Attendu que M. [D] [K] sollicite un rappel de salaires pour la période comprise entre janvier 2008 et mars 2012, en soutenant qu'il exerçait en réalité des fonctions de responsable de boutique dès lors qu'il avait la responsabilité d'ouvrir ou de fermer celle-ci, qu'il accomplissait des tâches administratives et qu'il gérait les remises bancaires ; que, toutefois, la simple ouverture ou fermeture de la boutique, ainsi que des remises d'argent à la banque à quelques reprises, lesquelles n'induisent pas nécessairement un travail de vérification tel que prévu par la convention susmentionnée, ne permettent pas d'affirmer que M. [D] [K] aurait été responsable de boutique comme il le revendique ; qu'au demeurant, l'intéressé a reconnu lui-même, dans un courrier du 20 mars 2012, devoir rendre compte à un responsable de boutique : « N'y a-t-il pas un responsable de boutique' N'est-ce pas à lui de vérifier que le travail est fait correctement et les consignes respectées' N'est-ce pas au responsable de boutique qu'il faut demander des comptes pour ce genre de litige ' » ; qu'enfin, dans un courrier du 30 mai 2011, il a évoqué la vérification de la caisse par le directeur de la boutique, ce qui démontre qu'il ne s'agissait pas d'une de ses tâches habituelles, laquelle était précisément dévolue au responsable de la boutique ;

Attendu en conséquence que, comme l'ont à juste titre estimé les premiers juges, M. [D] [K] doit être débouté de sa demande de rappel de salaire ;

Attendu, en second lieu, que M. [D] [K] invoque une exécution de mauvaise foi du contrat de travail par la société POMME DE PAIN, qui résulterait, d'une part, d'un changement non justifié de boutique et, d'autre part, de mauvaises conditions de travail ; que, toutefois, M. [D] [K] ne l'établit pas, alors au demeurant que le lieu d'affectation a été modifié, sans que la légalité de cette modification ne soit remise en cause, suite à des plaintes, nombreuses mais non étayées, du salarié à l'égard de la directrice de la boutique où il était anciennement affecté et que les pièces produites par la société POMME DE PAIN démontrent que celle-ci se souciait des conditions de travail de ses salariés ; que, dès lors, M. [D] [K] sera également débouté de cette demande ;

Sur le licenciement

Attendu que les termes de la lettre de licenciement fixant les limites du litige, il convient de rappeler que M. [D] [K] a été licencié aux motifs suivants :

« [...] Nous avons reçu le samedi 3 mars 2012 une plainte d'un client habituel du restaurant Pomme de Pain [Adresse 4] qui a consommé, ce jour-là, samedi 3 mars, deux menus club fromage 50 cl au sein du restaurant Pomme de Pain [Adresse 4] en début d'après-midi, et qui nous a fait part de défaut indéniable de qualité concernant le sandwich qui lui a été servi : le sandwich club qui lui a été servi ne comportait ni jambon, ni bacon, contrairement à ce qui est stipulé sur la recette.

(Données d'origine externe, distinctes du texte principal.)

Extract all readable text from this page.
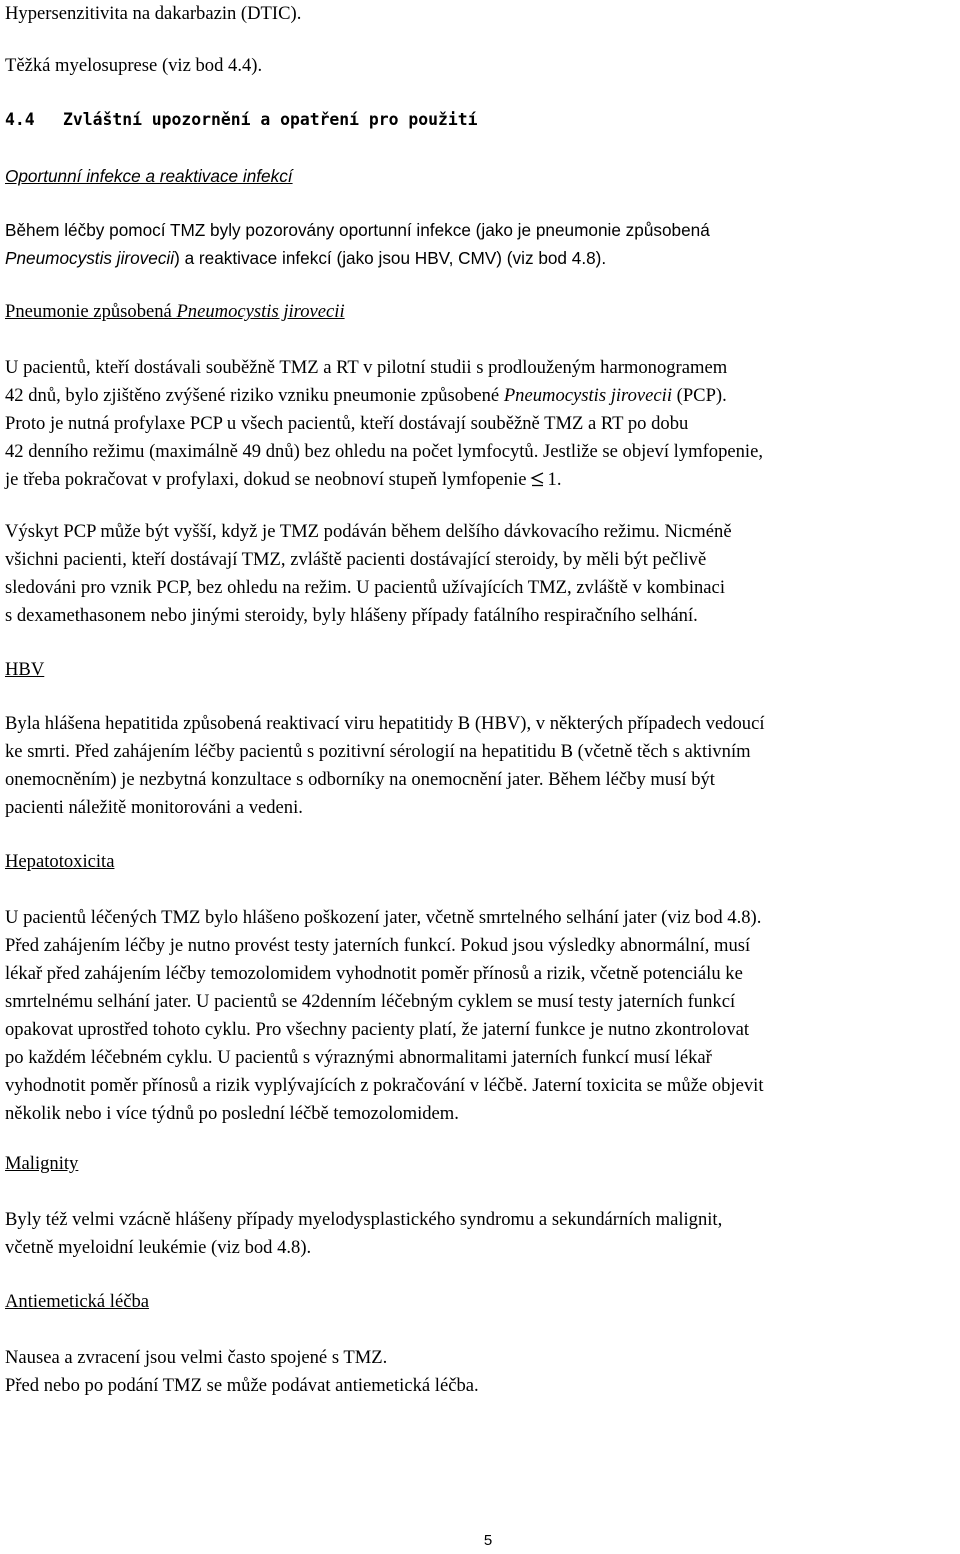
Hypersenzitivita na dakarbazin (DTIC).
Těžká myelosuprese (viz bod 4.4).
4.4 Zvláštní upozornění a opatření pro použití
Oportunní infekce a reaktivace infekcí
Během léčby pomocí TMZ byly pozorovány oportunní infekce (jako je pneumonie způsobená
Pneumocystis jirovecii) a reaktivace infekcí (jako jsou HBV, CMV) (viz bod 4.8).
Pneumonie způsobená Pneumocystis jirovecii
U pacientů, kteří dostávali souběžně TMZ a RT v pilotní studii s prodlouženým harmonogramem
42 dnů, bylo zjištěno zvýšené riziko vzniku pneumonie způsobené Pneumocystis jirovecii (PCP).
Proto je nutná profylaxe PCP u všech pacientů, kteří dostávají souběžně TMZ a RT po dobu
42 denního režimu (maximálně 49 dnů) bez ohledu na počet lymfocytů. Jestliže se objeví lymfopenie,
je třeba pokračovat v profylaxi, dokud se neobnoví stupeň lymfopenie 1.
Výskyt PCP může být vyšší, když je TMZ podáván během delšího dávkovacího režimu. Nicméně
všichni pacienti, kteří dostávají TMZ, zvláště pacienti dostávající steroidy, by měli být pečlivě
sledováni pro vznik PCP, bez ohledu na režim. U pacientů užívajících TMZ, zvláště v kombinaci
s dexamethasonem nebo jinými steroidy, byly hlášeny případy fatálního respiračního selhání.
HBV
Byla hlášena hepatitida způsobená reaktivací viru hepatitidy B (HBV), v některých případech vedoucí
ke smrti. Před zahájením léčby pacientů s pozitivní sérologií na hepatitidu B (včetně těch s aktivním
onemocněním) je nezbytná konzultace s odborníky na onemocnění jater. Během léčby musí být
pacienti náležitě monitorováni a vedeni.
Hepatotoxicita
U pacientů léčených TMZ bylo hlášeno poškození jater, včetně smrtelného selhání jater (viz bod 4.8).
Před zahájením léčby je nutno provést testy jaterních funkcí. Pokud jsou výsledky abnormální, musí
lékař před zahájením léčby temozolomidem vyhodnotit poměr přínosů a rizik, včetně potenciálu ke
smrtelnému selhání jater. U pacientů se 42denním léčebným cyklem se musí testy jaterních funkcí
opakovat uprostřed tohoto cyklu. Pro všechny pacienty platí, že jaterní funkce je nutno zkontrolovat
po každém léčebném cyklu. U pacientů s výraznými abnormalitami jaterních funkcí musí lékař
vyhodnotit poměr přínosů a rizik vyplývajících z pokračování v léčbě. Jaterní toxicita se může objevit
několik nebo i více týdnů po poslední léčbě temozolomidem.
Malignity
Byly též velmi vzácně hlášeny případy myelodysplastického syndromu a sekundárních malignit,
včetně myeloidní leukémie (viz bod 4.8).
Antiemetická léčba
Nausea a zvracení jsou velmi často spojené s TMZ.
Před nebo po podání TMZ se může podávat antiemetická léčba.
5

Le client s'en est plaint auprès du vendeur, qui après avoir repris le sandwich a remis celui-ci à l'employé présent en production, c'est-à-dire vous-même, en vue de redonner un nouveau sandwich, conforme à ce qui aurait dû être servi au client.

Or le client affirme dans sa plainte du 3 mars 2012 que deux minutes plus tard, on lui a remis le sandwich qu'il avait déjà commencé, avec une minuscule tranche de jambon, et une tranche de bacon : le client a d'ailleurs pris la photo du sandwich.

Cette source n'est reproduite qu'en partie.